What’s the value for MLIS students of going to conferences, and how can participating in professional organizations benefit librarians throughout their careers? I had the opportunity to talk to three iSchool alumni about these topics while attending the New York Library Association (NYLA) conference in Saratoga Springs on November 5-8, 2014. This is the first of those interviews.

April Steenburgh works part-time as a reference librarian at Broome Community College, and part-time as the Director of the Public Computing Center at the George F. Johnson Memorial Library in Endicott, NY, where she does digital literacy instruction. She is currently the President of the NYLA Section on Management of Information Resources and Technology (SMART), and has been active in the section since her first NYLA conference.

April Steenburgh at the NYLA 2014 Annual Conference

April Steenburgh at the NYLA 2014 Annual Conference

APS: How has involvement in NYLA helped you in your career?

AS: It has been very good for networking. The sections are made up of people from all over the state. We get together for board meetings and NYLA, and you get to know a lot of people through that. It also gives you a lot of opportunities for continuing education, which, if you’re a public librarian, is a huge deal. You need to go every year to continuing education things. And I’m a tech person, so being involved in the SMART section is awesome, because the section itself is very interesting, in what technologies are being used in libraries, how they’re being used, how they could be used, what isn’t being used, how we could get it used, and so on. So the sections themselves are great for looking at what kind of librarian you want to be, and then you can really target your interest.

APS: Do you think that MLIS students should get involved in professional organizations?

AS: Yes. Dear God, yes…When they pass that sheet around in library school saying, “Here, fill out what you want, we’re going to cover it”, do it! And then renew it the next year. Coming as a student that first year was awkward, because I wasn’t actively engaged in librarianship, but it gave me a really good view on what was going on. I got a good feel for how librarians actually are, which you can’t get from a book, can’t get from a class, you can, kind of, from doing your internship work, but something like this is totally realms different. Being in a professional organization gives you the ability to keep on top of your profession.

APS: What are good ways to get involved as a student?

AS: Join a section. There are the roundtables and there are the sections…The sections have council representation. So, over time, you want to find the relevant section for you. Even if you’re not currently working in a library or not working in the type of library you want to be in, join the section.
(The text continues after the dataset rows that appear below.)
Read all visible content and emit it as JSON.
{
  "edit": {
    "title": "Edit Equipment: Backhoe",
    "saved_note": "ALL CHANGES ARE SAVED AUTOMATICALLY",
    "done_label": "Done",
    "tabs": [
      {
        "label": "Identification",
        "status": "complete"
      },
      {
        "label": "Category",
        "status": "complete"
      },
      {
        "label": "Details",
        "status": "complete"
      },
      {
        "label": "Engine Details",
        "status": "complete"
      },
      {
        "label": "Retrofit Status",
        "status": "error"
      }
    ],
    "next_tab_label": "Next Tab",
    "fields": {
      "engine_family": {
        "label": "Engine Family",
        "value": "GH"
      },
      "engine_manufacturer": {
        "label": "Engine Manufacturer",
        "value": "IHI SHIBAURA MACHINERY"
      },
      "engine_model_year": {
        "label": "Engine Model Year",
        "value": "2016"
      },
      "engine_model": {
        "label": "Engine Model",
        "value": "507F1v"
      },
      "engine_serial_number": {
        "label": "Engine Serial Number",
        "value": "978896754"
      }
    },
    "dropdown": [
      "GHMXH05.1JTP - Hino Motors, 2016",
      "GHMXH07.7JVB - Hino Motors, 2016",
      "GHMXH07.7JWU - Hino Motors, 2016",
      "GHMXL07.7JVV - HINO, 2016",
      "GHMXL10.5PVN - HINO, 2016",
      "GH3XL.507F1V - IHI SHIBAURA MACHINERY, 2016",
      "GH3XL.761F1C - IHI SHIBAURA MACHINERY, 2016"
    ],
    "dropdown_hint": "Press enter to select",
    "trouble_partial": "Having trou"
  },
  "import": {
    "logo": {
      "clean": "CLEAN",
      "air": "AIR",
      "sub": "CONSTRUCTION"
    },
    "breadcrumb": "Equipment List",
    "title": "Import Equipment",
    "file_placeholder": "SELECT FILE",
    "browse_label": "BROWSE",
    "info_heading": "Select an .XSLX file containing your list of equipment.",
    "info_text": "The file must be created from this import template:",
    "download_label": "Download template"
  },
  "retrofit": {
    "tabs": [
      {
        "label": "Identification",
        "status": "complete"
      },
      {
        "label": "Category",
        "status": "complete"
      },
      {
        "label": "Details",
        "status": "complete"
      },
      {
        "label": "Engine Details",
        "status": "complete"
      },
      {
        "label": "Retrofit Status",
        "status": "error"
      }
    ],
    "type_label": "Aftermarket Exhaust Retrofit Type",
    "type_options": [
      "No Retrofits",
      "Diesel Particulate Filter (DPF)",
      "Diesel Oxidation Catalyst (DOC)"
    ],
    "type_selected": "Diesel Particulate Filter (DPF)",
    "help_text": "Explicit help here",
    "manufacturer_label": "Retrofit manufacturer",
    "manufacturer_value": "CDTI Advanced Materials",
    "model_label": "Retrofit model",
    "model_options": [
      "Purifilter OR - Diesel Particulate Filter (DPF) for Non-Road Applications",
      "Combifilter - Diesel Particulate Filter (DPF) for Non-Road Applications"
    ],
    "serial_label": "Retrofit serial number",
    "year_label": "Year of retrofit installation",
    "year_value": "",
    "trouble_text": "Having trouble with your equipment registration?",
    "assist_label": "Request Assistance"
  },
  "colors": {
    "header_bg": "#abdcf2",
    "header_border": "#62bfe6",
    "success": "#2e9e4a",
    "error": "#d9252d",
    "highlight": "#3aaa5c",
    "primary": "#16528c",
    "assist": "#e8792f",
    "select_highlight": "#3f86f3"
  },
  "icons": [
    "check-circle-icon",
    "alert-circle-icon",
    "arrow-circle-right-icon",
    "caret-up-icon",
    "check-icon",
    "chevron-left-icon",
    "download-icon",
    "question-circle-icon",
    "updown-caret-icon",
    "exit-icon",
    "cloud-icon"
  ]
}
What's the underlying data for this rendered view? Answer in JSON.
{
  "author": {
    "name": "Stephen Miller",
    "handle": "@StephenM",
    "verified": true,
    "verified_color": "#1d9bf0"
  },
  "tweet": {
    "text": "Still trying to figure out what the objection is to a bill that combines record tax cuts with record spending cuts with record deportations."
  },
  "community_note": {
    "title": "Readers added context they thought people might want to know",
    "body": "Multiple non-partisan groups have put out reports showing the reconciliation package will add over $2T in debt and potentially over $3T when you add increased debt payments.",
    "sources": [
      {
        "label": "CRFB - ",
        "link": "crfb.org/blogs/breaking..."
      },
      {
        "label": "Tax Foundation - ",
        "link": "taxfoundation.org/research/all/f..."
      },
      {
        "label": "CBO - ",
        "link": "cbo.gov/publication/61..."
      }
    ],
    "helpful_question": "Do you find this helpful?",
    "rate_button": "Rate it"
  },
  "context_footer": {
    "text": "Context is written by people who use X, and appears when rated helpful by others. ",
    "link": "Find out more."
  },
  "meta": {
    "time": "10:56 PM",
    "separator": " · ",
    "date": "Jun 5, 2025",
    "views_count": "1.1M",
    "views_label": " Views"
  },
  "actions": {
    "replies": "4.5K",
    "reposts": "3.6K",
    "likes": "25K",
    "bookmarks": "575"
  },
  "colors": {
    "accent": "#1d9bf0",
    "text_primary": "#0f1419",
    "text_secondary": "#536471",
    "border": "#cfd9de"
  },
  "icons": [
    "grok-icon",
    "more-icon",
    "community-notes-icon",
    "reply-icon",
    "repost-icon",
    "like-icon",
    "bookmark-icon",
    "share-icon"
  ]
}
They will have speakers throughout the year and they organize all the stuff at the conference, so being part of the section, you get input too on what’s being done. It makes it a little more hands on and it also keeps you learning. You don’t stagnate in whatever you’re doing.

APS: Are there students that are currently on boards?

AS: I was. I don’t know what other students are around, but it is possible. You just have to be comfortable going forward and saying, “Hey, I would like to do this thing”…They put a call out every year when elections go through, so that’s how new people get in. And they want new people because if not, the same ten or so people keep having to just shift positions around, because we have to have boards…Join a section, see how they function for a year. See if that’s a board you might want to be on. You make huge connections. And it looks really good on a resume. I hate to put everything back to that, but professional organizations–incredibly important involvement for a resume.

APS: Do you have any other advice for MLIS students regarding conferences or professional organizations?

AS: If you’re looking at staying in New York, definitely join NYLA…If you’re working for or interested in working for the SUNY system, there’s SUNYLA, so SUNY Library Association. Those are the two main ones just in the area. And I’m obnoxiously shy, so that first conference is probably horrifyingly intimidating. But just talk to people, I mean, it’s librarians–you get one of them going, everybody’s just going to talk. All of the sections have social events…There’s the New Members Round Table, for people who’ve just joined. They have an icebreaker every conference where everybody gets together and meets each other. So there are a lot of ways we’re trying to get people to socialize, so it’s not as intimidating.

And again, it’s people from all over the state. So if you’re…job hunting…you get a feel because generally everybody’s talking about how the job market in their area is, if their library is hiring, things like that…It has done wonders for me being confident in the profession, because I know what’s going on, and that confidence does reflect when you’re interviewing, when you’re working, when you’re just chatting with other librarians. So, it’s totally worth it.